10 декабря, 17 ч. 10 мин. Учебный центр Школы Верного Пути близ города Фэй
Нахохлившаяся канарейка взмахнула крыльями, столкнулась с ребристым куполом клетки, и, встретив на пути непреодолимое препятствие, вернулась на свою жёрдочку, всем своим видом выражая крайнее недовольство. Наставник Чао Ши Субеде открыл крохотную дверцу и с трудом просунул туда руку. Канарейка в панике прижалась к прутьям, норовя клюнуть дай-вана в палец.
– Вот так неразумная тварь стремится к свободе, но отталкивает руку того, кто хочет ей эту свободу дать. – Субеде обвёл взглядом цзяо, расположившихся полукругом на простых циновках. Учитель говорил – ученики внимали, как им и надлежало. – А теперь подумайте и решите, что я сейчас делал неправильно и как мне надлежало поступить, чтобы не наткнуться на чёрную неблагодарность.
Ответом было сосредоточенное молчание.
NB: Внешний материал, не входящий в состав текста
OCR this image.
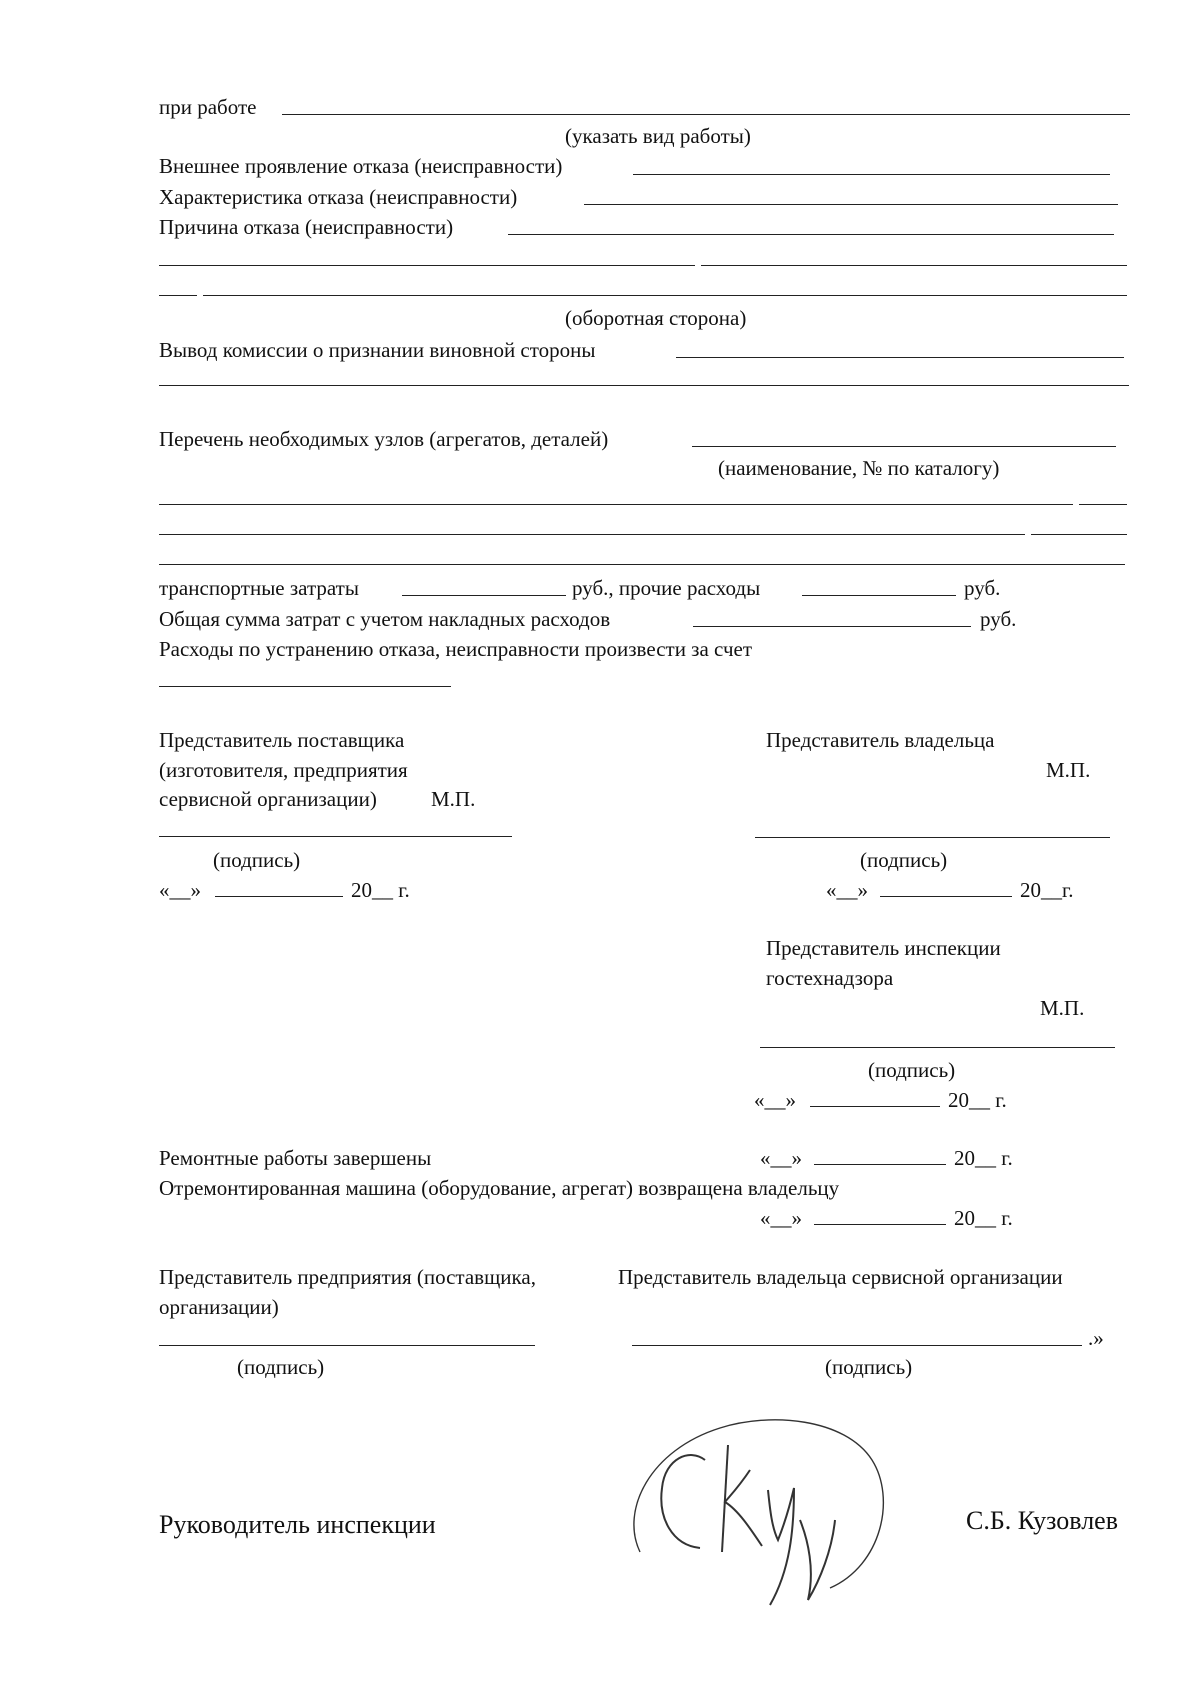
при работе
(указать вид работы)
Внешнее проявление отказа (неисправности)
Характеристика отказа (неисправности)
Причина отказа (неисправности)
(оборотная сторона)
Вывод комиссии о признании виновной стороны
Перечень необходимых узлов (агрегатов, деталей)
(наименование, № по каталогу)
транспортные затраты	руб., прочие расходы	руб.
Общая сумма затрат с учетом накладных расходов	руб.
Расходы по устранению отказа, неисправности произвести за счет
Представитель поставщика
(изготовителя, предприятия
сервисной организации)	М.П.
(подпись)
«__»	20__ г.
Представитель владельца
М.П.
(подпись)
«__»	20__г.
Представитель инспекции
гостехнадзора
М.П.
(подпись)
«__»	20__ г.
Ремонтные работы завершены	«__»	20__ г.
Отремонтированная машина (оборудование, агрегат) возвращена владельцу
«__»	20__ г.
Представитель предприятия (поставщика,
организации)
Представитель владельца сервисной организации
.»
(подпись)	(подпись)
Руководитель инспекции	С.Б. Кузовлев
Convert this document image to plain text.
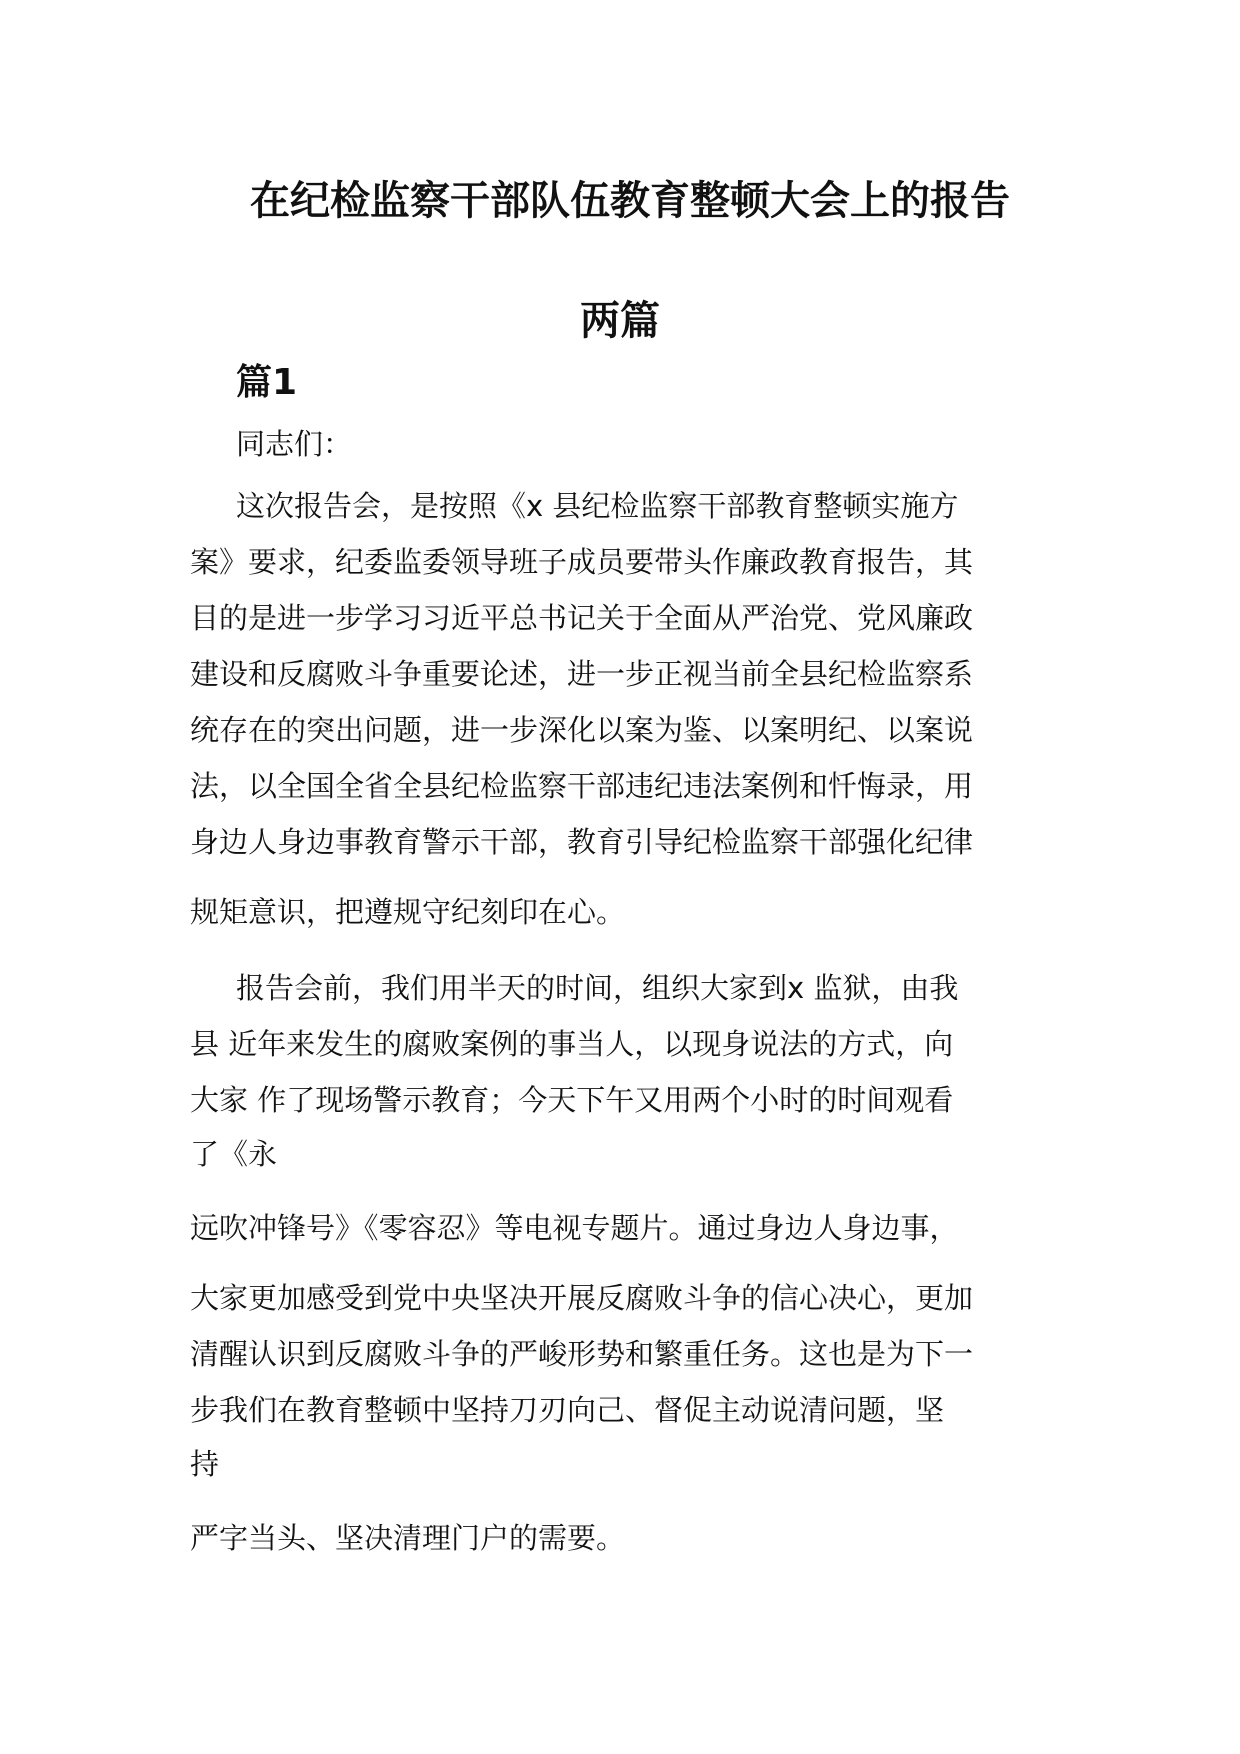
在纪检监察干部队伍教育整顿大会上的报告
两篇
篇1
同志们：
这次报告会，是按照《x 县纪检监察干部教育整顿实施方
案》要求，纪委监委领导班子成员要带头作廉政教育报告，其
目的是进一步学习习近平总书记关于全面从严治党、党风廉政
建设和反腐败斗争重要论述，进一步正视当前全县纪检监察系
统存在的突出问题，进一步深化以案为鉴、以案明纪、以案说
法，以全国全省全县纪检监察干部违纪违法案例和忏悔录，用
身边人身边事教育警示干部，教育引导纪检监察干部强化纪律
规矩意识，把遵规守纪刻印在心。
报告会前，我们用半天的时间，组织大家到x 监狱，由我
县 近年来发生的腐败案例的事当人，以现身说法的方式，向
大家 作了现场警示教育；今天下午又用两个小时的时间观看
了《永
远吹冲锋号》《零容忍》等电视专题片。通过身边人身边事，
大家更加感受到党中央坚决开展反腐败斗争的信心决心，更加
清醒认识到反腐败斗争的严峻形势和繁重任务。这也是为下一
步我们在教育整顿中坚持刀刃向己、督促主动说清问题，坚
持
严字当头、坚决清理门户的需要。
Семь пар глаз, в которых затаились терпение и пытливость, уставились на его руки, но никто не пожелал высказаться первым, кто-то – боясь не угодить достойному дай-вану, другие – просто не найдя в зеркале собственной души ответа, который казался им верным, третьи – полагая, что язык должен следовать за разумом, а не наоборот.
Цзян Синь, юная, стройная, лёгкая, как тростинка, смотрела на легендарного наставника широко распахнутыми полными трепетного ожидания глазами. Она была здесь моложе всех и знала, что от неё никто и не ждёт ответа, а если она попытается опередить старших, это может быть расценено как непростительная дерзость.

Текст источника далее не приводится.